When seasoned businesses are faced with what to do with excess rental space or need to cut costs during a financial downturn, they regularly turn to the assignment and subletting provisions of their lease. However, many new businesses have no idea that such rights exist and can lessen the adverse financial consequences should lease costs become unmanageable. For landlords, lease assignments and subletting can alleviate the expense and hassle of finding a new tenant or pursuing legal action for breach of lease.

 

In a nutshell, assignment and subletting allow tenants to select another business to assume the tenant’s responsibilities under the lease or to subsidize the tenant’s costs under the lease. In exchange, the new business receives either the right to use the space or a lease with the landlord, including all tenant rights under the lease.

 

Assignment vs. Sublet

 

Both assignments and sublets typically involve a third party occupying the leased premises and paying a portion of the rent; however, critical distinctions between the two must be understood to determine which option is feasible.

 

The term “assignment” refers to a transfer of the lease and all legal rights available under the lease. Accordingly, the transferee will usually assume all of the tenant’s obligations under the lease and can be pursued by the landlord for failing to perform the obligations. In effect, the transferee becomes the new tenant under the lease, legally entitled to all tenant rights and legally responsible for all tenant obligations.

 

A sublet refers only to a right to use the leased premises. A party who sublets (i.e., a subtenant) has an agreement with the tenant, as opposed to with the landlord. Accordingly, a subtenant does not have a legal interest in the leased premises or legal recourse against the landlord in the event that the landlord breaches the lease. Likewise, the landlord cannot purse a subtenant for breach of lease. A subtenant does not have rights independent of the tenant’s rights. Thus, if the lease terminates, then the subtenant’s rights terminate as well, unless a recognition agreement to the contrary is in place.

 

With both assignments and sublets, the tenant will continue to remain financially liable for performance of all obligations of the tenant under the lease, unless the landlord agrees to another arrangement.

 

The Landlord’s Weigh-In

 

Most commercial lease forms either prohibit assignment and subletting or require the landlord’s consent.

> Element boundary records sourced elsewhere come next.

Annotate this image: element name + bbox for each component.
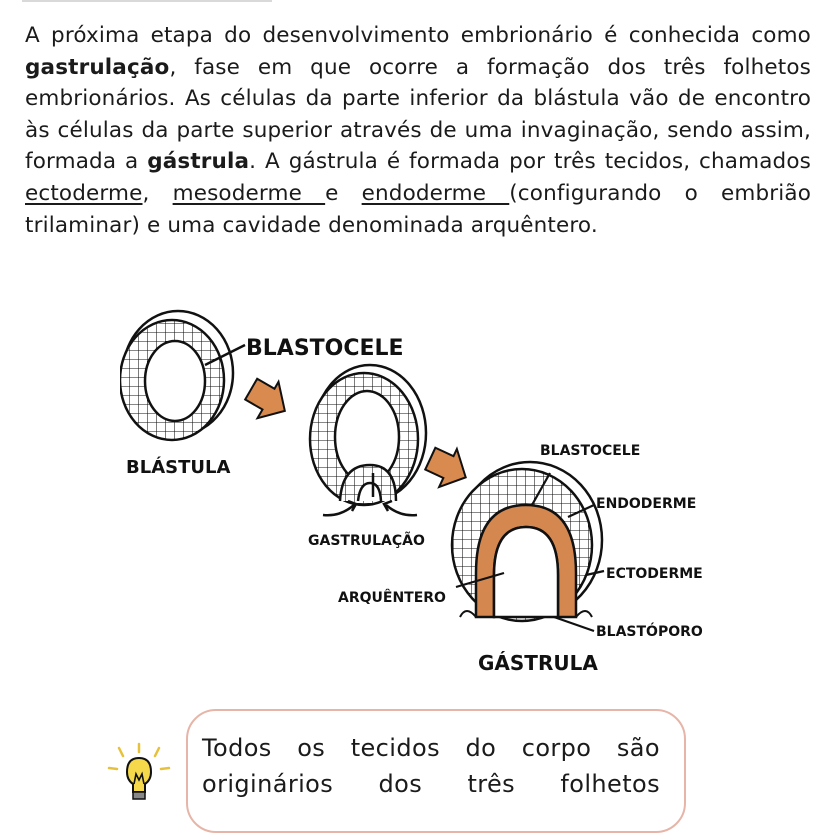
early-gastrula-drawing xyxy=(310,365,426,515)
label-endoderme: ENDODERME xyxy=(596,496,697,512)
top-divider xyxy=(22,0,272,2)
label-blastocele-2: BLASTOCELE xyxy=(540,443,641,459)
lightbulb-icon xyxy=(105,742,175,802)
term-gastrula: gástrula xyxy=(147,149,250,175)
term-mesoderme: mesoderme xyxy=(172,180,326,206)
term-gastrulacao: gastrulação xyxy=(25,54,170,80)
gastrulation-paragraph xyxy=(25,20,811,241)
gastrulation-diagram xyxy=(120,305,720,690)
label-blastoporo: BLASTÓPORO xyxy=(596,624,703,640)
blastula-drawing xyxy=(120,311,245,440)
paragraph-text: (configurando o embrião trilaminar) e uma cavidade denominada arquêntero. xyxy=(25,180,812,238)
gastrula-drawing xyxy=(452,462,604,631)
paragraph-text: . A gástrula é formada por três tecidos, chamados xyxy=(249,149,811,175)
label-ectoderme: ECTODERME xyxy=(606,566,703,582)
arrow-1 xyxy=(240,372,296,428)
paragraph-text: , xyxy=(142,180,173,206)
label-gastrulacao: GASTRULAÇÃO xyxy=(308,533,425,549)
term-endoderme: endoderme xyxy=(361,180,510,206)
term-ectoderme: ectoderme xyxy=(25,180,143,206)
label-blastula: BLÁSTULA xyxy=(126,457,231,478)
label-gastrula: GÁSTRULA xyxy=(478,651,598,675)
label-blastocele-1: BLASTOCELE xyxy=(246,336,404,361)
callout-text: Todos os tecidos do corpo são originários dos três folhetos xyxy=(202,734,660,798)
paragraph-text: e xyxy=(325,180,362,206)
label-arquentero: ARQUÊNTERO xyxy=(338,590,446,606)
paragraph-text: A próxima etapa do desenvolvimento embrionário é conhecida como xyxy=(25,23,811,48)
arrow-2 xyxy=(421,441,475,496)
paragraph-text: , fase em que ocorre a formação dos três folhetos embrionários. As células da parte inferior da blástula vão de encontro às células da parte superior através de uma invaginação, sendo assim, formada a xyxy=(25,54,811,175)
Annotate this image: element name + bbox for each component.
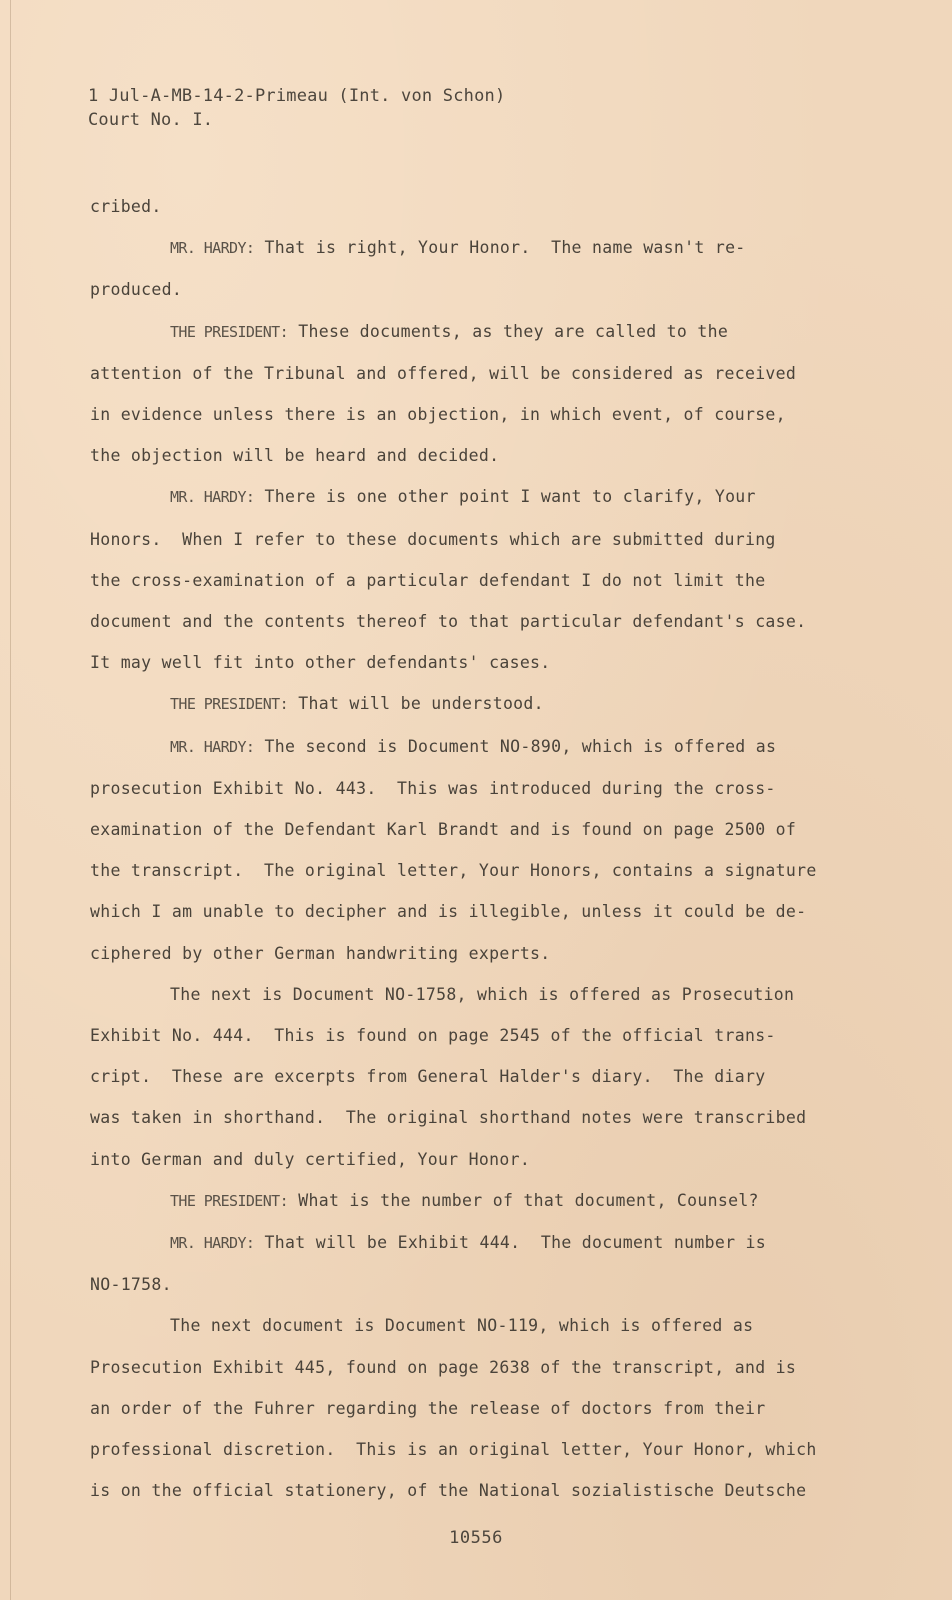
line-text: The next is Document NO-1758, which is offered as Prosecution [170, 984, 795, 1004]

When considering requests for assignment and subletting, landlords consider things such as the transferee’s experience, creditworthiness, business reputation, assets and income, and overall fit with the current tenant mix. The landlord wants to ensure that the transferee has capacity and incentive to observe lease terms and that the transferee’s operations will not negatively impact other tenants or the value of the property. A tenant will want to negotiate the parameters for review of assignments and subletting before the need arises. This will usually happen as part of initial lease negotiation.

 

Conclusion

 

Assignment and subletting provisions can be beneficial for both landlords and tenants. Landlords can lessen the consequences of a tenant who cannot afford lease obligations while still maintaining the right to determine who operates in the space. With a little planning during lease negotiations, assignment and sublet rights can serve as built in alternatives that mitigate events of lease default.